And so a unit for forcefulness is actually the kilogram-meter per 2nd squared. Notwithstanding, no i really says that. The unit for force is named subsequently Isaac Newton, and it is called the 'Newton', abbreviated 'N'. Ane Newton is one kilogram-meter per second squared.
Another almost identical way to call up almost the force unit of measurement is that one Newton is the size of a strength needed to accelerate a mass of one kilogram at a rate of one meter per second squared, every bit in:
Calculations and algebra
Here is a slideshow that shows three bones issues using F=ga. Also presented is the algebra used to rearrange the formula when solving for mass or acceleration.
Unit relationships
Later going through the higher up slideshow, one might wonder how the units for these equations resolve.
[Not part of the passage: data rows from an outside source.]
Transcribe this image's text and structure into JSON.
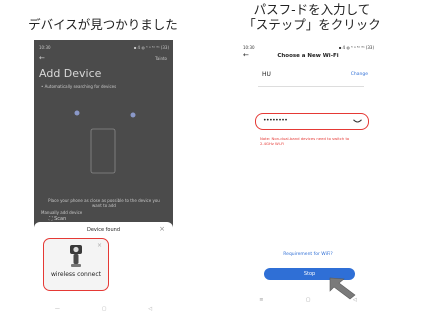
{
  "captions": {
    "left": "デバイスが見つかりました",
    "right_line1": "パスフ-ドを入力して",
    "right_line2": "「ステップ」をクリック"
  },
  "phone_left": {
    "status_time": "10:30",
    "status_right": "▪ 4 ◍ ⁵ ᵍ  ⁵ᵃ ⁸ᵃ (33)",
    "back_arrow": "←",
    "top_right_link": "Tainto",
    "title": "Add Device",
    "subtitle": "•  Automatically searching for devices",
    "hint": "Place your phone as close as possible to the device you want to add",
    "manual_label": "Manually add device",
    "scan_label": "Scan",
    "dialog_title": "Device found",
    "dialog_close": "×",
    "device_name": "wireless connect",
    "nav_icons": [
      "—",
      "▢",
      "◁"
    ]
  },
  "phone_right": {
    "status_time": "10:30",
    "status_right": "▪ 4 ◍ ⁵ ᵍ  ⁵ᵃ ⁸ᵃ (33)",
    "back_arrow": "←",
    "title": "Choose a New Wi-Fi",
    "ssid": "HU",
    "change_link": "Change",
    "password_value": "••••••••",
    "warning": "Note: Non-dual-band devices need to switch to 2.4GHz Wi-Fi",
    "requirement_link": "Requirement for WiFi?",
    "next_button": "Stop",
    "nav_icons": [
      "≡",
      "▢",
      "◁"
    ]
  },
  "colors": {
    "highlight": "#e53935",
    "primary": "#2f6fd6",
    "dark_bg": "#4b4b4b"
  }
}
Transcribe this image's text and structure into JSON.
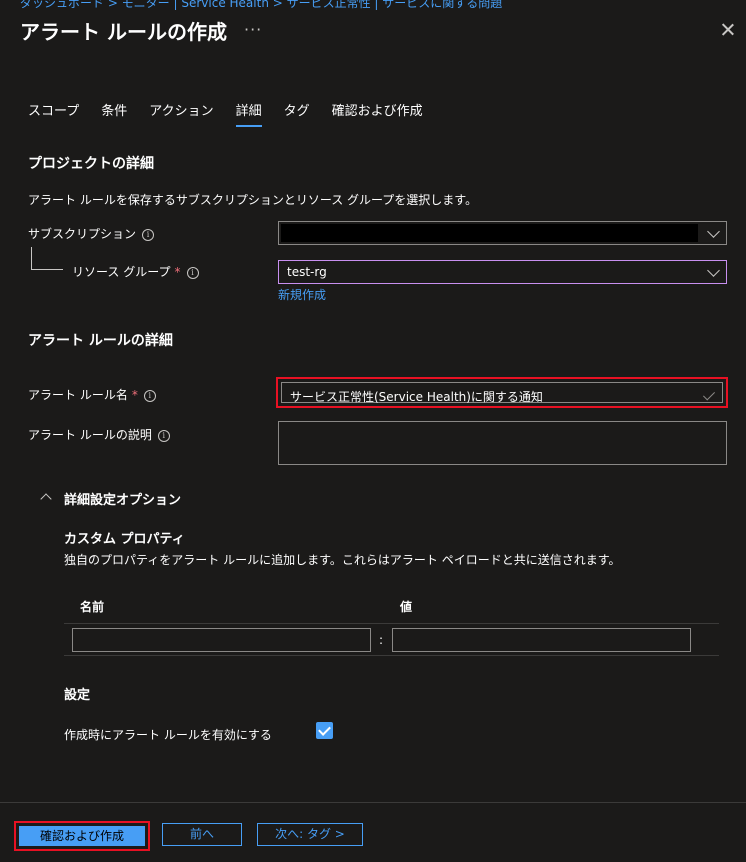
{
  "breadcrumb": "ダッシュボード > モニター | Service Health > サービス正常性 | サービスに関する問題",
  "title": "アラート ルールの作成",
  "title_more": "···",
  "tabs": [
    "スコープ",
    "条件",
    "アクション",
    "詳細",
    "タグ",
    "確認および作成"
  ],
  "active_tab": "詳細",
  "project": {
    "heading": "プロジェクトの詳細",
    "description": "アラート ルールを保存するサブスクリプションとリソース グループを選択します。",
    "subscription_label": "サブスクリプション",
    "resource_group_label": "リソース グループ",
    "required_mark": "*",
    "resource_group_value": "test-rg",
    "new_link": "新規作成"
  },
  "alert": {
    "heading": "アラート ルールの詳細",
    "name_label": "アラート ルール名",
    "name_value": "サービス正常性(Service Health)に関する通知",
    "description_label": "アラート ルールの説明",
    "description_value": ""
  },
  "advanced": {
    "toggle_label": "詳細設定オプション",
    "custom_heading": "カスタム プロパティ",
    "custom_description": "独自のプロパティをアラート ルールに追加します。これらはアラート ペイロードと共に送信されます。",
    "col_name": "名前",
    "col_value": "値",
    "separator": ":",
    "settings_heading": "設定",
    "enable_label": "作成時にアラート ルールを有効にする",
    "enable_checked": true
  },
  "info_glyph": "i",
  "footer": {
    "review_button": "確認および作成",
    "prev_button": "前へ",
    "next_button": "次へ: タグ >"
  },
  "colors": {
    "accent": "#479ef5",
    "highlight": "#e81123",
    "background": "#1b1a19"
  }
}
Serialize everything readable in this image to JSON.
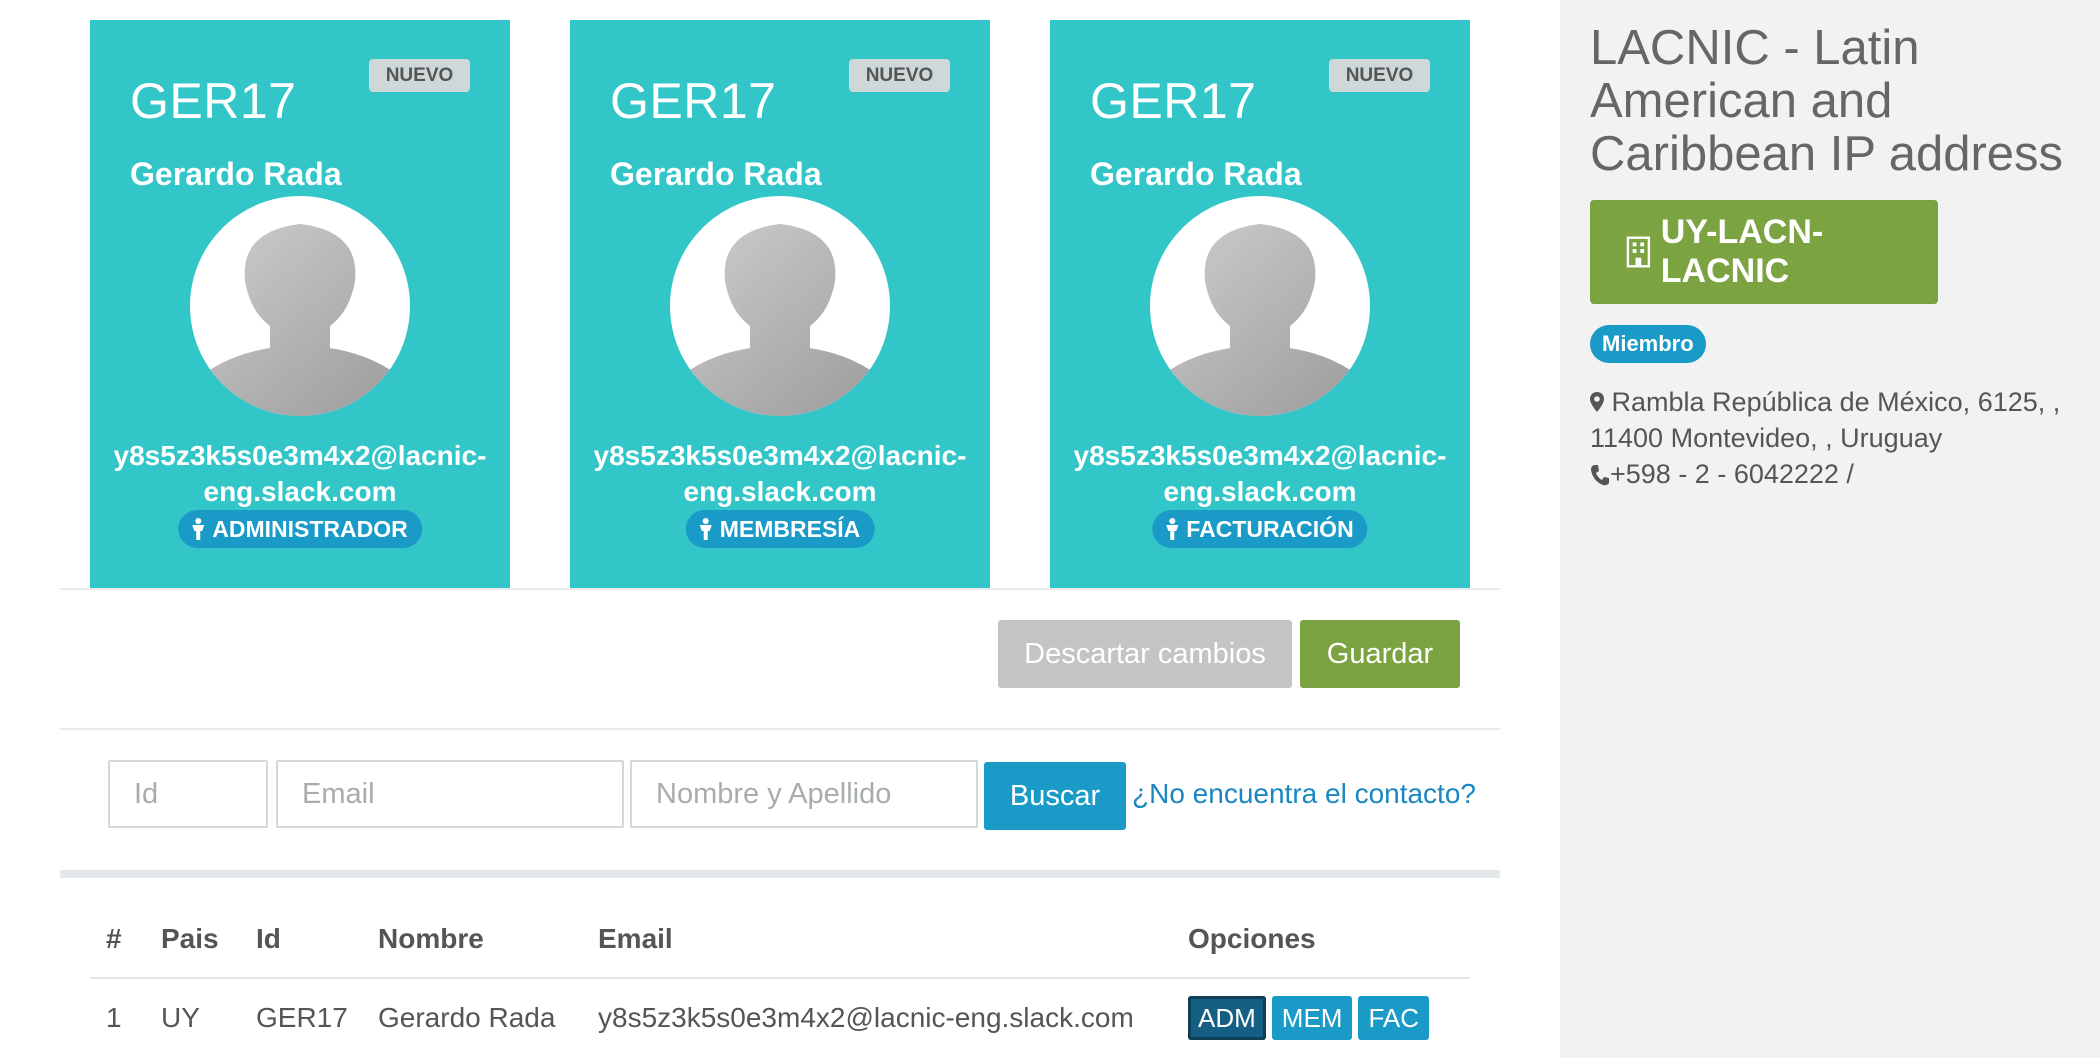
{
  "cards": [
    {
      "badge": "NUEVO",
      "id": "GER17",
      "name": "Gerardo Rada",
      "email": "y8s5z3k5s0e3m4x2@lacnic-eng.slack.com",
      "role": "ADMINISTRADOR"
    },
    {
      "badge": "NUEVO",
      "id": "GER17",
      "name": "Gerardo Rada",
      "email": "y8s5z3k5s0e3m4x2@lacnic-eng.slack.com",
      "role": "MEMBRESÍA"
    },
    {
      "badge": "NUEVO",
      "id": "GER17",
      "name": "Gerardo Rada",
      "email": "y8s5z3k5s0e3m4x2@lacnic-eng.slack.com",
      "role": "FACTURACIÓN"
    }
  ],
  "actions": {
    "discard": "Descartar cambios",
    "save": "Guardar"
  },
  "search": {
    "id_placeholder": "Id",
    "email_placeholder": "Email",
    "name_placeholder": "Nombre y Apellido",
    "button": "Buscar",
    "missing_link": "¿No encuentra el contacto?"
  },
  "table": {
    "headers": [
      "#",
      "Pais",
      "Id",
      "Nombre",
      "Email",
      "Opciones"
    ],
    "rows": [
      {
        "num": "1",
        "pais": "UY",
        "id": "GER17",
        "nombre": "Gerardo Rada",
        "email": "y8s5z3k5s0e3m4x2@lacnic-eng.slack.com",
        "options": [
          "ADM",
          "MEM",
          "FAC"
        ]
      }
    ]
  },
  "sidebar": {
    "org_name": "LACNIC - Latin American and Caribbean IP address",
    "handle": "UY-LACN-LACNIC",
    "member_badge": "Miembro",
    "address": "Rambla República de México, 6125, , 11400 Montevideo, , Uruguay",
    "phone": "+598 - 2 - 6042222 /"
  },
  "colors": {
    "card": "#33c6c8",
    "primary": "#1a9ac7",
    "success": "#7ba342",
    "muted": "#c3c5c5"
  }
}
For example, the following is true:
a = F / m
Only how does an dispatch unit of measurement (on the left) go the same as a force unit divided by a mass unit of measurement (on the correct)? All of this is explained in the post-obit scrolling panels.
Self-examination problems
Here are some problems that work with basic F=ma algebra. All of that is explained in the 'Calculating with F=ma' sit-in above. Each trouble page has a back button that volition return y'all to this page.
Vector directions
Here we will show that in the equation F=granda the acceleration vector, a, has the same direction as the net force vector, F.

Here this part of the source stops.